Parole che hanno suscitato la protesta di alcuni deputati (di Italia viva, +Europa e Forza Italia), rimasta senza effetti nell’aula del Csm. In cui ha prevalso, traslato dalla maggioranza di governo, il significato legalitario e per certo securitario della nomina. In relazione al contrasto alla criminalità nelle sue varie forme (tornata d’attualità in questi giorni a Caivano), e per le idee più volte espresse dal neo-procuratore sulle carceri o altre questioni, o per i giudizi poco teneri sulle correnti della magistratura, alle quali è sempre stato estraneo. “Simbolo” della lotta al crimine e “vera essenza di servitore dello Stato che ha sacrificato la propria libertà personale”, l’hanno definito i sostenitori laici e togati. Sottolineandone le “attitudini” non solo alle indagini antimafia ma pure in quelle sulla pubblica amministrazione; e a Napoli e in Campania dove da anni governano Giunte appoggiate dalla sinistra, al centrodestra non può certo dispiacere un procuratore abituato a guardare in tutti i cassetti.

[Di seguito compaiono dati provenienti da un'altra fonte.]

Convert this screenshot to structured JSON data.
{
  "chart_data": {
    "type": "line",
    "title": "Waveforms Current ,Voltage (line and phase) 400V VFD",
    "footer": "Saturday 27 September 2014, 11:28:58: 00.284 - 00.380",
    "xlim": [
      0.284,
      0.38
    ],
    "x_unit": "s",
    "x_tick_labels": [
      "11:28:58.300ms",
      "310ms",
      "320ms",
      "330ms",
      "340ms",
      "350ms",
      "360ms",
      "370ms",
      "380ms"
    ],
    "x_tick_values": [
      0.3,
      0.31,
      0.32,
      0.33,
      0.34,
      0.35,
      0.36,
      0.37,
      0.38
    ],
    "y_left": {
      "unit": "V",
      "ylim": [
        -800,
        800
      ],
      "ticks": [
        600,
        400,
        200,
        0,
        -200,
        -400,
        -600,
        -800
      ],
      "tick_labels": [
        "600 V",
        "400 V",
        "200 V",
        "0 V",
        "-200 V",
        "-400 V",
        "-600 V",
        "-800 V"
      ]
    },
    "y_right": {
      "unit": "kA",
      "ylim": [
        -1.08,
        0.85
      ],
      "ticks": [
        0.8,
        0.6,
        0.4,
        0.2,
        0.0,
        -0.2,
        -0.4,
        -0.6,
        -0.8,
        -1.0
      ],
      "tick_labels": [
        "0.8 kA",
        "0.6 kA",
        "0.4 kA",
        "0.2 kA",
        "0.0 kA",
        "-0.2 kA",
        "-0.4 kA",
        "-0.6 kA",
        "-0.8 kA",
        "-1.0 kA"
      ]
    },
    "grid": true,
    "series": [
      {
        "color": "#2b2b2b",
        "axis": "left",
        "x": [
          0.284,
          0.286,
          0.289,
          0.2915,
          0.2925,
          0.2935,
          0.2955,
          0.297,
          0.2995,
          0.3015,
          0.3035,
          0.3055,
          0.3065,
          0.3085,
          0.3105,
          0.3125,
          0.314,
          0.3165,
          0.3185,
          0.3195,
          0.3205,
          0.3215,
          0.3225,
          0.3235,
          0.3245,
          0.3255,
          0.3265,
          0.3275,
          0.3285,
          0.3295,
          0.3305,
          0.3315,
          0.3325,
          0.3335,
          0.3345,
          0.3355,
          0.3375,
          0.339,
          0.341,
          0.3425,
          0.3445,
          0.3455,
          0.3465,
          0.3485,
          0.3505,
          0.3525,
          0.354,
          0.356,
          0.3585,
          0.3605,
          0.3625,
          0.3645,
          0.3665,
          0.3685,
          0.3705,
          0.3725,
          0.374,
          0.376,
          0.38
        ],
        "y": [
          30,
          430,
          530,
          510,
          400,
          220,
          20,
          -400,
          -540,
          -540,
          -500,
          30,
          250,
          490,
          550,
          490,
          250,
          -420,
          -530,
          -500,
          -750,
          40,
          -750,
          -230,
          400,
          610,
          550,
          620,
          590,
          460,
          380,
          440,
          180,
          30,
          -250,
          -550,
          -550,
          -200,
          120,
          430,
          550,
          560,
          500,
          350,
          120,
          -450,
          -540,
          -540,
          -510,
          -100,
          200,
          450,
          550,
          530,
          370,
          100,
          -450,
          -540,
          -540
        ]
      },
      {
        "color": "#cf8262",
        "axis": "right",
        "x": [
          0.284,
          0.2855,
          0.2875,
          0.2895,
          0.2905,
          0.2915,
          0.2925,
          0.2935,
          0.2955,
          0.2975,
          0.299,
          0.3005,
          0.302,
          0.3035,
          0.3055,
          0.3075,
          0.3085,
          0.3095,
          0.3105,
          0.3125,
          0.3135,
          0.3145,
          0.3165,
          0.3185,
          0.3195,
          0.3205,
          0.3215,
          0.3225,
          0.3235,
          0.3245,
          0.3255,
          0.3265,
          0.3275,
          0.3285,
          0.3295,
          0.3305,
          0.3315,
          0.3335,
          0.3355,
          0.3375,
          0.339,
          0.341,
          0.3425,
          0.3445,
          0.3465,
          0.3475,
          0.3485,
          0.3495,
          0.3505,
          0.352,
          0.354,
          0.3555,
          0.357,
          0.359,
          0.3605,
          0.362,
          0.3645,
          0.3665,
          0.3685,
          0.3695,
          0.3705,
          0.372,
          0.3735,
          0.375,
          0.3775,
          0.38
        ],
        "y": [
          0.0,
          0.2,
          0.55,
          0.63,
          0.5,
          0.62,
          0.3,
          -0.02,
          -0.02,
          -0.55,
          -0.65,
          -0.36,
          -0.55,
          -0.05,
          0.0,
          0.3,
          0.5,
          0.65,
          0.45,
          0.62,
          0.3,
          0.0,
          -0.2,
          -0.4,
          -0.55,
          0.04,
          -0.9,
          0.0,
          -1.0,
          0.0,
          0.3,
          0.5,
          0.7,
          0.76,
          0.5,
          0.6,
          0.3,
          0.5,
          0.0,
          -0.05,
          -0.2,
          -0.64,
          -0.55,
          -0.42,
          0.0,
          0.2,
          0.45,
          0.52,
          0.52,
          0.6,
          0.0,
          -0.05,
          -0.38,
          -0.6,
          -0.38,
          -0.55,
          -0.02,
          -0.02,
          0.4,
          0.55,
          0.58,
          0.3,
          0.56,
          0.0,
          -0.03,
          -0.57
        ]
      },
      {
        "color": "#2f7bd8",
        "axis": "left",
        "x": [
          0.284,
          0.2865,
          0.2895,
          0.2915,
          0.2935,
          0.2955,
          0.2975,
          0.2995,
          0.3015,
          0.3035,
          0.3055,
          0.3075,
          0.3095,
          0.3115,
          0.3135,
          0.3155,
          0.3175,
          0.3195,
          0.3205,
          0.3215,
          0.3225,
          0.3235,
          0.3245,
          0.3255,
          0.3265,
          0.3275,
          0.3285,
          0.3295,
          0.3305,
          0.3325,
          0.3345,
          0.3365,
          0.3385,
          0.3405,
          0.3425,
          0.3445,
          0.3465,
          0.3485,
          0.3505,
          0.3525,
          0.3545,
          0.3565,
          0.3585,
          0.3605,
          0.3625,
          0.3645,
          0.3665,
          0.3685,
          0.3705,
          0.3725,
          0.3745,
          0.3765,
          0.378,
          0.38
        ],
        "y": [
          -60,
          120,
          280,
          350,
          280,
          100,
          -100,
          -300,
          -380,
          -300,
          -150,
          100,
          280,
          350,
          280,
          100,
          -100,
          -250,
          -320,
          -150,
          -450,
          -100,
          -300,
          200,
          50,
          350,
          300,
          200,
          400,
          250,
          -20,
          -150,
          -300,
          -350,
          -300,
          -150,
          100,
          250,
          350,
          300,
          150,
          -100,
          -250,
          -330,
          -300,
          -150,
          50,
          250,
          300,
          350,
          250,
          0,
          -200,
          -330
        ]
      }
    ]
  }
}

La sinistra giudiziaria, raccogliendo qualche preoccupazione proveniente proprio dalla Procura (e dall’avvocatura, in verità), ha paventato il rischio di affidare l’ufficio inquirente più grande d’Europa (9 aggiunti e 102 sostituti) a un “capo-padrone” uso ad allontanare investigatori e collaboratori non graditi. Sebbene lui stesso abbia spiegato al Csm di sapere e volere fare il gioco di squadra: “La cosa importante è il coinvolgimento di tutti, se dobbiamo lavorare un punto di incontro sull’indagine lo troviamo, l’importante è che tutti devono lavorare. L’unica cosa che non consento è che nell’ufficio ci sia un venti per cento di magistrati che non lavora, che qualcuno arrivi in ufficio alle 10 di mattina, o che arrivi martedì mattina e se ne vada giovedì pomeriggio. Questo non lo consento a nessuno”. Sembra di sentire la premier Giorgia Meloni quando ha detto ai suoi parlamentari: “So chi di voi lavora e chi no, chi sostituisce i colleghi in commissione e chi sta sempre con il trolley in mano, quando voi avete fatto una cosa io ne ho già fatte due”. Invece è il nuovo procuratore di Napoli.